管八 その婦は村のものだ。一所に連れて行く事は出来ないのだ。
晃 いや、この百合は俺の家内だ。
嘉伝次 黙りなさい。村のものじゃわい。
晃 どこのものでも差支えん、百合は来たいから一所に来る……留りたければ留るんだ。それ見ろ、萩原に縋って離れやせん。(微笑して)置いて行けば百合は死のう……人は、心のままに活きねばならない。お前たちどもに分るものか。さあ、行こう。

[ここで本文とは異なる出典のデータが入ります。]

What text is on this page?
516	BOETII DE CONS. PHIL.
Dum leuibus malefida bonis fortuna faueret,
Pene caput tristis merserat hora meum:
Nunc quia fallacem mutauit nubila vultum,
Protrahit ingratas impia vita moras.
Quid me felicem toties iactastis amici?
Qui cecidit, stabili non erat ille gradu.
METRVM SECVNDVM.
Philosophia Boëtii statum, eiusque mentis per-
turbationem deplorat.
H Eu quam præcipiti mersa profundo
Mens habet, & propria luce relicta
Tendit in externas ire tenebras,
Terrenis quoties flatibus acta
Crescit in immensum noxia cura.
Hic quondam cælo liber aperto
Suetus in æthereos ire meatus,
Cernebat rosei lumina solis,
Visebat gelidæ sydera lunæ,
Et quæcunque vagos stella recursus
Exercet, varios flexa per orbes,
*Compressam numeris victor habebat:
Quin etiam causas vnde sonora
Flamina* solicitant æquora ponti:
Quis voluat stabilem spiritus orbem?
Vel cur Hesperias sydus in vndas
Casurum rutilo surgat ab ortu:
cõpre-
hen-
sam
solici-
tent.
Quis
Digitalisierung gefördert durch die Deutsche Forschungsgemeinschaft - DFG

宅膳 (のしと進み)これこれ若いもの、無分別はためにならんぞ。……私が姪は、ただこの村のものばかりではない。一郡六ヶ村、八千の人の生命じゃ、雨乞の犠牲にしてな。それじゃに、……その犠牲の女を連れて行くのは、八千の人の生命を、お主が奪取って行くも同然。百合を置いて行かん事には、ここは一足も通されんわ。百合は八千の人の生命じゃが。……さあ、どうじゃい。